Release Calendar was a content-release scheduling tool for one of Disney's product teams. Drag-and-drop date grid, dynamic re-anchoring when dependencies shifted, multi-view layouts (week / month / quarter). MVP from kickoff to internal-tool-in-use in two sprints.
The brief
The team was tracking releases in a spreadsheet that everyone hated. Dates moved constantly; dependencies between releases shifted; the spreadsheet's columns didn't match anyone's mental model. They wanted a calendar UI that handled drag-to-reschedule, rolled changes through dependent dates automatically, and let different teams see the same data through different lenses (PM wants a quarter view; producer wants a week view; exec wants a milestone view).

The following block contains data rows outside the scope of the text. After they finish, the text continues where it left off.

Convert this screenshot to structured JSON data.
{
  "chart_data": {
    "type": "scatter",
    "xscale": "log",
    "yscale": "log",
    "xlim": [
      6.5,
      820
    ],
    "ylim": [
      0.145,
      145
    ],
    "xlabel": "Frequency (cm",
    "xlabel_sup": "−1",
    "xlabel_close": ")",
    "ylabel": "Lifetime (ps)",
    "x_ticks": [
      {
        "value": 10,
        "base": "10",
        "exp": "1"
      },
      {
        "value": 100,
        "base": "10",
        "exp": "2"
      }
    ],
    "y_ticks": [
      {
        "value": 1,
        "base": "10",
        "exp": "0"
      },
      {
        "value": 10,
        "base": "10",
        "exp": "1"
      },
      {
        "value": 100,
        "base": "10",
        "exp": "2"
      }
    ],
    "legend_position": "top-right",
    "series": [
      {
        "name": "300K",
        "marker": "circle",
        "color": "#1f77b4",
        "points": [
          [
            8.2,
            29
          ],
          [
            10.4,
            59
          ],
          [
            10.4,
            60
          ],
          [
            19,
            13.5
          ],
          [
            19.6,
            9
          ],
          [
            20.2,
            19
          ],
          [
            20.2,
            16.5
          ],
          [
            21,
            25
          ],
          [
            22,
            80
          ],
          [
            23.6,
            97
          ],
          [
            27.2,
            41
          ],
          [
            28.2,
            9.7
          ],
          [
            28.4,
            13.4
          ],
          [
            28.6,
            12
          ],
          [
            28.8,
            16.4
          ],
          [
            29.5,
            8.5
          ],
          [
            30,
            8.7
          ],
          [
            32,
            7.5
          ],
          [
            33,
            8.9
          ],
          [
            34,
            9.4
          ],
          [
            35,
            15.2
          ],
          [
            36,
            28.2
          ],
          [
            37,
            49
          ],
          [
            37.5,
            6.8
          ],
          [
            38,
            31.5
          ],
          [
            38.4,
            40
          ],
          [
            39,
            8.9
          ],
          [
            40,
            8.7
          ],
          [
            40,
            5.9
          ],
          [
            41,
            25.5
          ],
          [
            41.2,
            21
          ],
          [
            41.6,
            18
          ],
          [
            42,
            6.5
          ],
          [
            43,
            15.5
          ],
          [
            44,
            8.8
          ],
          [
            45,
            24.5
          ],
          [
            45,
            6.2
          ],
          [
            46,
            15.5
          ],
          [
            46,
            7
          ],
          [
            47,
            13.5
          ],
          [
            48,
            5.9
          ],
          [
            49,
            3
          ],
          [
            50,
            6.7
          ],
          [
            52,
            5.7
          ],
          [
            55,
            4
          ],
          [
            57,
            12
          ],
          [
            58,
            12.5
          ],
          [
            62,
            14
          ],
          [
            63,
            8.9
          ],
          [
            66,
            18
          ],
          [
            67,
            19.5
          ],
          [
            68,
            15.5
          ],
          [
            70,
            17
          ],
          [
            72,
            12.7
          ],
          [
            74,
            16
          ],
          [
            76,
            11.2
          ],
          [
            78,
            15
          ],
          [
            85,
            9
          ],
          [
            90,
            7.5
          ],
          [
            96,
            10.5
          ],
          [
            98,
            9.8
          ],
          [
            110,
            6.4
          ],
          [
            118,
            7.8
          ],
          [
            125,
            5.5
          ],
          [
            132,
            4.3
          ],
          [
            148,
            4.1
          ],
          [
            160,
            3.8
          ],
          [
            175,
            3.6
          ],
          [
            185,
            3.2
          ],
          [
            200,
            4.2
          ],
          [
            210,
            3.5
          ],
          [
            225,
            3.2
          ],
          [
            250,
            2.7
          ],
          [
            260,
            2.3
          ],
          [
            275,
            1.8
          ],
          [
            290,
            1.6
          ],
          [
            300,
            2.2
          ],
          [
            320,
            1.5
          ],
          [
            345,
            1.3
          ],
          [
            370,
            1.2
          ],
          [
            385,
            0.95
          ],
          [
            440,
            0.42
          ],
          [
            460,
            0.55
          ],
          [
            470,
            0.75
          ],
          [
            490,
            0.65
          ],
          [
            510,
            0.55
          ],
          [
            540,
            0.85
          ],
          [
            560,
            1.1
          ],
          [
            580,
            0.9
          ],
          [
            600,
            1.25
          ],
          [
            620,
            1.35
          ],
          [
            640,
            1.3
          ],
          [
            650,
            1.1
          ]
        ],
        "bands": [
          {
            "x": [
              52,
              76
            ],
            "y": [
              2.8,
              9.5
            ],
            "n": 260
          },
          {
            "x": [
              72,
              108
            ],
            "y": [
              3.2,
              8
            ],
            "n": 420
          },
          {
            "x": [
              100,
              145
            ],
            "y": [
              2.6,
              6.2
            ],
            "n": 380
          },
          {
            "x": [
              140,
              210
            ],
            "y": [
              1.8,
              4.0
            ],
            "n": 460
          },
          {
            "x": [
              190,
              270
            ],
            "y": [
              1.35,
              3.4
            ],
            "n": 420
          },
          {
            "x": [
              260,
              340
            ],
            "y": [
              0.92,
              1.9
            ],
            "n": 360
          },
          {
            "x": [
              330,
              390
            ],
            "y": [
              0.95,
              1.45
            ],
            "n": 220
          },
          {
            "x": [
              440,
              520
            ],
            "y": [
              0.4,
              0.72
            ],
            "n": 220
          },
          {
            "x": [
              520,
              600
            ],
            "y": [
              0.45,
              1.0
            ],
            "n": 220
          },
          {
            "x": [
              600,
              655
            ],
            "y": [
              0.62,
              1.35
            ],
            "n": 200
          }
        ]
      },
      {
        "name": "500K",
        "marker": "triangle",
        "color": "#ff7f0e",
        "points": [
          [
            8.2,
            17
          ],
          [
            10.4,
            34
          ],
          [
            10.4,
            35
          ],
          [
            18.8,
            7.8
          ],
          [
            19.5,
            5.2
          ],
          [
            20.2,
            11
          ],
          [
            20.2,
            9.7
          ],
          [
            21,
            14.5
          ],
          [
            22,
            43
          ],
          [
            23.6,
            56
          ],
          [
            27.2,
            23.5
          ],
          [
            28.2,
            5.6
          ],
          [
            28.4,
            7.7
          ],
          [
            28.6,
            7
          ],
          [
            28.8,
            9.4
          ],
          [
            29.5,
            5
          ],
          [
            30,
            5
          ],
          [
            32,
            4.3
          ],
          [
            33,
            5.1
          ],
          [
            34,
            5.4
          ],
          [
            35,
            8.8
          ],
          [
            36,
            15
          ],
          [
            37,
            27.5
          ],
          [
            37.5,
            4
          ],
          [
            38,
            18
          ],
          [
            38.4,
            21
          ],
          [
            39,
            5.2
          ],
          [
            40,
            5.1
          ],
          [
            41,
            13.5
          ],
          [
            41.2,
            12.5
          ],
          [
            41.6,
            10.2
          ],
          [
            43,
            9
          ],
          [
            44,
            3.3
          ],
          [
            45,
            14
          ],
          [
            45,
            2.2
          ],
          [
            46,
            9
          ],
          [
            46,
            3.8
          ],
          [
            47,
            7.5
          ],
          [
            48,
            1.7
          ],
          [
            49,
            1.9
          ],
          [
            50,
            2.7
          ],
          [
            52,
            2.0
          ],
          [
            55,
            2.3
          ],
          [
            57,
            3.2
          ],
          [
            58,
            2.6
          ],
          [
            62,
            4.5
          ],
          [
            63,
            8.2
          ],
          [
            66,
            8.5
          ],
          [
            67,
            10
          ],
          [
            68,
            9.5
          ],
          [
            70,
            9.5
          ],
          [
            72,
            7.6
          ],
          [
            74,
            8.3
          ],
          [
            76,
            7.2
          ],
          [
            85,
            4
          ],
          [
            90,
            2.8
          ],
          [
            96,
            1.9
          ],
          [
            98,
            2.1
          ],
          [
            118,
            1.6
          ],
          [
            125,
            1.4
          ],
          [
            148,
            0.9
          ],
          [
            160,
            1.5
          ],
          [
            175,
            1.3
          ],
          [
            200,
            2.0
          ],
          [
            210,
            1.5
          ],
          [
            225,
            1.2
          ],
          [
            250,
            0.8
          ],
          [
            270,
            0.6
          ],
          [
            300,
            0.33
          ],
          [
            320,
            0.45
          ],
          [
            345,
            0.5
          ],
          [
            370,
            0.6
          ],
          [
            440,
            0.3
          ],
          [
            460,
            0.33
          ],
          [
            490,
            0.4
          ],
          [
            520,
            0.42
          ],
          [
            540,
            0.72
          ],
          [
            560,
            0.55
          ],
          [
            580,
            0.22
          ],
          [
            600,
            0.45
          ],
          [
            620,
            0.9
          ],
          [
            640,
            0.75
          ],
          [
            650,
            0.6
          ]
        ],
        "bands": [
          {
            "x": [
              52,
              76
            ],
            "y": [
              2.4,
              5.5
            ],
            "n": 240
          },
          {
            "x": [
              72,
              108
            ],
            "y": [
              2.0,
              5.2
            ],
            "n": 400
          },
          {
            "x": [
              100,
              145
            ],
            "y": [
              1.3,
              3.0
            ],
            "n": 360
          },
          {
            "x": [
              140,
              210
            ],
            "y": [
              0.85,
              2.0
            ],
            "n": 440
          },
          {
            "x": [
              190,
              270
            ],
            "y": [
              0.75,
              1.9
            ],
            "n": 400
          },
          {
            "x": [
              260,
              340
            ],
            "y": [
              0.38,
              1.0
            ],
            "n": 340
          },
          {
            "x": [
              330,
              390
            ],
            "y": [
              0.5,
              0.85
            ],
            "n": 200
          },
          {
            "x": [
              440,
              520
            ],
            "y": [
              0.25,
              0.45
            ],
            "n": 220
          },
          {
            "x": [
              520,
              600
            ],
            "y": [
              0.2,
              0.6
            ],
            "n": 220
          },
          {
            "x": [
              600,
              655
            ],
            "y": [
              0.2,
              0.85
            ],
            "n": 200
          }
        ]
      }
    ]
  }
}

Two sprints. No carve-outs.
How the work shipped
Sprint one: clickable prototype + the data model. Reschedule logic was the hardest part — moving a release backward should ripple to dependents, but only if those dependents were anchor-locked. The wrong default would be worse than the spreadsheet. We pinned the rules early so engineering had a reliable contract by sprint two.
Sprint two: build the React surface. Drag handles, the dependency engine, the three view modes. Tests on the date math because that was the layer most likely to silently break. Internal release at the end of week four.
Why this is the case study
Most product work at this scale takes longer because the team can't agree on the rules. The forcing function on Release Calendar was the two-sprint constraint — there wasn't time to litigate every decision, so we made trade-offs visible early and kept moving. The MVP shipped because it was scoped to be shippable, not because the team worked harder.
That same constraint shape — short cycle, forced trade-offs, ship the floor — is what produces working AI systems instead of working AI demos. The design discipline transfers.
Why this matters for AI systems
AI tooling work tends to over-scope. Teams want the eval harness, the trace viewer, the labeling pipeline, the safety review queue, all in v1. Then six months pass and nothing has shipped, because the integration surface area was the actual blocker.
The Release Calendar move — two sprints, scoped to the floor, ship the rules-engine first because it's the thing other systems depend on — is exactly how to get an AI ops surface into production. Pick the part the rest of the system needs to depend on. Ship that. Layer the rest later, on the contract you established in sprint one.